Who should enable Stake-weighted QoS?

Stake-weighted QoS should be enabled by Validator nodes paired with highly trusted RPC nodes. This is helpful in situations such as running an RPC and Validator in the same infrastructure where the trust level is already high. Stake-weighted QoS works best for high trust configurations and requires the Validator and RPC to come to an agreement in advance prior to enabling the feature. It is strongly recommended that Validators not attempt to enable Stake-weighted QoS with untrusted RPCs.

Stake should be applied to block producing validators. It is not necessary, recommended or effective to delegate stake to RPC servers.

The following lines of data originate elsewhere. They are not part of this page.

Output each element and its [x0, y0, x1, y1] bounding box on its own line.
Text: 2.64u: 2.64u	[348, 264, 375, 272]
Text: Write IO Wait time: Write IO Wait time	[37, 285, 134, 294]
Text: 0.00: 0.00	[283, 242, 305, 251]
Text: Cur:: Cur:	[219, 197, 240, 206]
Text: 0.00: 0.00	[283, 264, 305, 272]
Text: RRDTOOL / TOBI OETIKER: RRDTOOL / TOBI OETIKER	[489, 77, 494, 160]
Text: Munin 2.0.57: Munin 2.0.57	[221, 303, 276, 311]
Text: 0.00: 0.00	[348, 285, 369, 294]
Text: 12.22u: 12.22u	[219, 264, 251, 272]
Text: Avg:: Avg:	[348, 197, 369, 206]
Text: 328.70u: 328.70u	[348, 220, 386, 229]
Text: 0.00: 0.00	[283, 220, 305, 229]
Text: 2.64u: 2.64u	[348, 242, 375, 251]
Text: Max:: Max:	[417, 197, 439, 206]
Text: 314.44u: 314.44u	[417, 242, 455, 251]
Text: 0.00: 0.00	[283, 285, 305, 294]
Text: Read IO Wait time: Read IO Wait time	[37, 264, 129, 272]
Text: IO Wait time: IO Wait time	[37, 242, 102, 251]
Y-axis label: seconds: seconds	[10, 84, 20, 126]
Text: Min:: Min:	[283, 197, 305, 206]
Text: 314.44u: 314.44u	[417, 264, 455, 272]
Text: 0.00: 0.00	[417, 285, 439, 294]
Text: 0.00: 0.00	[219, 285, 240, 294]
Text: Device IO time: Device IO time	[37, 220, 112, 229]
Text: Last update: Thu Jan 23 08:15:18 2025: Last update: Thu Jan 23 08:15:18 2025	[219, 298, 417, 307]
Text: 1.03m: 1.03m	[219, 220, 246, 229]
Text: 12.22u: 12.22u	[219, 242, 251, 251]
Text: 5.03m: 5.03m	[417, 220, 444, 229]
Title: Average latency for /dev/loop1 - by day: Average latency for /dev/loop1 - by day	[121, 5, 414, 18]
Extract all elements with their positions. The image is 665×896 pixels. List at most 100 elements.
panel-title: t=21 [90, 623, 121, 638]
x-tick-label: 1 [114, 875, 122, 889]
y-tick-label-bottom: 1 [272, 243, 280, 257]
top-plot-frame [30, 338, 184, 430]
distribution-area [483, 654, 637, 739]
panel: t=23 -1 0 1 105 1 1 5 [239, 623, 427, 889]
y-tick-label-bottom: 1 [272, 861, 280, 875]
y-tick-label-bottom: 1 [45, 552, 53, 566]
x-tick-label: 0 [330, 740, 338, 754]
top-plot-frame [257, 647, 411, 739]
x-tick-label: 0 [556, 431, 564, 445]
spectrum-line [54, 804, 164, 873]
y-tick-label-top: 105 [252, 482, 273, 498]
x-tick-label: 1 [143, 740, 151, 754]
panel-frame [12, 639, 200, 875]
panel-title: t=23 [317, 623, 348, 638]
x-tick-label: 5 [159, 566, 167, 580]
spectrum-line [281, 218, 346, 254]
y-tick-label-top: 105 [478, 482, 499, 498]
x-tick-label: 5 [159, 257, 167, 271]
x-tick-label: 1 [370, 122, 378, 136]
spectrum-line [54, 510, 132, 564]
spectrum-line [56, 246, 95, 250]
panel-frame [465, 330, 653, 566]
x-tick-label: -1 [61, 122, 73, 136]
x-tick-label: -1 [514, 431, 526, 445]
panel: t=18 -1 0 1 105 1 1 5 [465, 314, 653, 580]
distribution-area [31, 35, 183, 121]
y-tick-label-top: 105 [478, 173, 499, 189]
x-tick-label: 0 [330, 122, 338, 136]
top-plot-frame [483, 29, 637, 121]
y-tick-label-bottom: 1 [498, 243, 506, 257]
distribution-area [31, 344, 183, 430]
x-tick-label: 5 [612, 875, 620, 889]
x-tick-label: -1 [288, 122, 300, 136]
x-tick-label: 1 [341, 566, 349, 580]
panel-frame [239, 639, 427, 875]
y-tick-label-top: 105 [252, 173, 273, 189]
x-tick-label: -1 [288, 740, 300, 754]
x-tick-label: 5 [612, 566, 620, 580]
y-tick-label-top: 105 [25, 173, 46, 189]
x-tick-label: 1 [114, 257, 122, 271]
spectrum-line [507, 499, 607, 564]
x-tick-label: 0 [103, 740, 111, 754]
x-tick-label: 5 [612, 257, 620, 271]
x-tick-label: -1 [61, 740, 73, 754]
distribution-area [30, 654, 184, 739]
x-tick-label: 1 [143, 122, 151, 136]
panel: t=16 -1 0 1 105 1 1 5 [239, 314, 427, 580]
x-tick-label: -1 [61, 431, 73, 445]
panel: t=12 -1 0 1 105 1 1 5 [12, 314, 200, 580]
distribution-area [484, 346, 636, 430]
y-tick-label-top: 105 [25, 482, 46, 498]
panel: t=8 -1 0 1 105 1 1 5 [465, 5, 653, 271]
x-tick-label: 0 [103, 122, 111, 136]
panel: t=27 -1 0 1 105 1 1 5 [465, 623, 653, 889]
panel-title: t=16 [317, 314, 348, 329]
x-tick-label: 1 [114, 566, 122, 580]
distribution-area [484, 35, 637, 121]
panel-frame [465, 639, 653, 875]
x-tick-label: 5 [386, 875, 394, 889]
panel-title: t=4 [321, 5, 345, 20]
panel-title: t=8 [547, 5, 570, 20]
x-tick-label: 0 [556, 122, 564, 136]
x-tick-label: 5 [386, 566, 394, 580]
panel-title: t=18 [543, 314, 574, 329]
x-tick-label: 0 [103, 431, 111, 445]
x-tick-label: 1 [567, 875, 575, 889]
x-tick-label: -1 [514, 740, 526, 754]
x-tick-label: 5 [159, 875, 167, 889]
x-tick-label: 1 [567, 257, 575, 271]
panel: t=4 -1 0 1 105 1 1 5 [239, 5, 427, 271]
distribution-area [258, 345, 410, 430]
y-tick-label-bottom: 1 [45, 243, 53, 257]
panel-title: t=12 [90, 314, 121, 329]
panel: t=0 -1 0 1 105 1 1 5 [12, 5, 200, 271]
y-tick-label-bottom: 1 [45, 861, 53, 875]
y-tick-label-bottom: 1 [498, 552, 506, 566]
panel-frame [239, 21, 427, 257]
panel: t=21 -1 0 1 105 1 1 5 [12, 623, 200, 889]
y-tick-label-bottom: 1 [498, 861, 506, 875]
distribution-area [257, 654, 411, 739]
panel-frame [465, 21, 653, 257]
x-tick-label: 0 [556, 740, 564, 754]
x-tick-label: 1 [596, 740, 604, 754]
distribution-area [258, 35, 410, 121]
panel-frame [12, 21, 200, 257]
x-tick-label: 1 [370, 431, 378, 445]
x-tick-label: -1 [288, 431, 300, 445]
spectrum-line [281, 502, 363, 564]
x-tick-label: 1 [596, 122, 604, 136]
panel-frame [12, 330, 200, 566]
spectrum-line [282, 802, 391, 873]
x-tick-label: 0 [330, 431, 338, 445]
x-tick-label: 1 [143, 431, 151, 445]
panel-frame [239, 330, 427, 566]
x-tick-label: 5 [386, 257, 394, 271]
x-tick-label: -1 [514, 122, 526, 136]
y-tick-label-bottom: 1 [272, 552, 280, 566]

How does Stake-weighted QoS work?

With Stake-weighted QoS enabled, RPC nodes paired with a validator gain a “virtual” stake in regards to how that leader treats inbound TPU (Transaction Processing Unit) traffic from that RPC node, something which is not normally possible. By definition, RPC nodes are “unstaked” and “non-voting” aka “non-consensus” and are unable to access the benefits of prioritized transactions by way of staking in the same way that consensus nodes do. How do you use Stake-weighted QoS to land transactions? Enabling Stake-weighted QoS requires configuring a validator node and an RPC node to form a trusted peer relationship. This involves separate configuration steps for both the validator node and the RPC node listed below. Operators wanting to enable Stake-weighted QoS will need the following before starting:

A validator with stake running on the network AND A RPC peered to the validator

Stake-weighted QoS will not work unless BOTH sides are properly configured.

Configuring the Validator node

On the validator, you’ll have to enable --staked-nodes-overrides /path/to/overrides.yml. The --staked-nodes-overrides flag helps the validator prioritize transactions being sent from known sources to apply stake to their transactions. This can help a validator prioritize certain transactions over known hosts over others, enabling the usage of Stake-weighted QoS with RPCs. RPCs should not be staked in any way.

Today, Stake-weighted QoS gives a stake-weighted priority to 80% of a leader’s TPU capacity. However, there are configuration options which can be used to virtually assign different stake-weights to TPU peers, including assigning unstaked peers virtual stake.

The overrides file for --staked-nodes-overrides looks like this:

staked_map_id:
pubkey1: 1000000000000000
pubkey2: 4000000000000000

staked_map_id contains a map of identity public key to the stake amount in lamports to apply to each RPC. When set, the validator will prioritize QUIC connections with the RPC found at that identity publicKey, assigning an amount of stake to their transactions. The 80% of the leader’s TPU capacity will be split proportionally based on the lamport amounts specified in the staked-nodes-overrides file and existing cluster stake.

Configuring the RPC node

On the RPC you will have to use --rpc-send-transaction-tpu-peer to forward transactions to a specific leader. The exact usage would be --rpc-send-transaction-tpu-peer HOST:PORT. The Host is the ip address of the leader you have the staked-nodes-overrides enabled on and the Port is the QUIC TPU port of that host. The QUIC TPU port number is the lowest value of your --dynamic-port-range plus 9. For example, if the flag is --dynamic-port-range 8000-8100, the QUIC TPU port is 8009.

The peering would looking like the following:

Conclusion

Stake-weighted QoS is an optional feature which arrived in v1.14 of the Solana client, now known as Agave. Agave is a forked version of the Solana Labs client which has become the active branch used by the Anza team, a spin out organization composed of the former Solana Labs engineering team.

The Stake-weighted QoS feature will most likely be useful for RPC infrastructure operators who are in position to establish trusted relationships with staked node operators. It will also be useful for Exchanges, who run both RPC nodes and validator nodes and are able to establish high trust connections internally.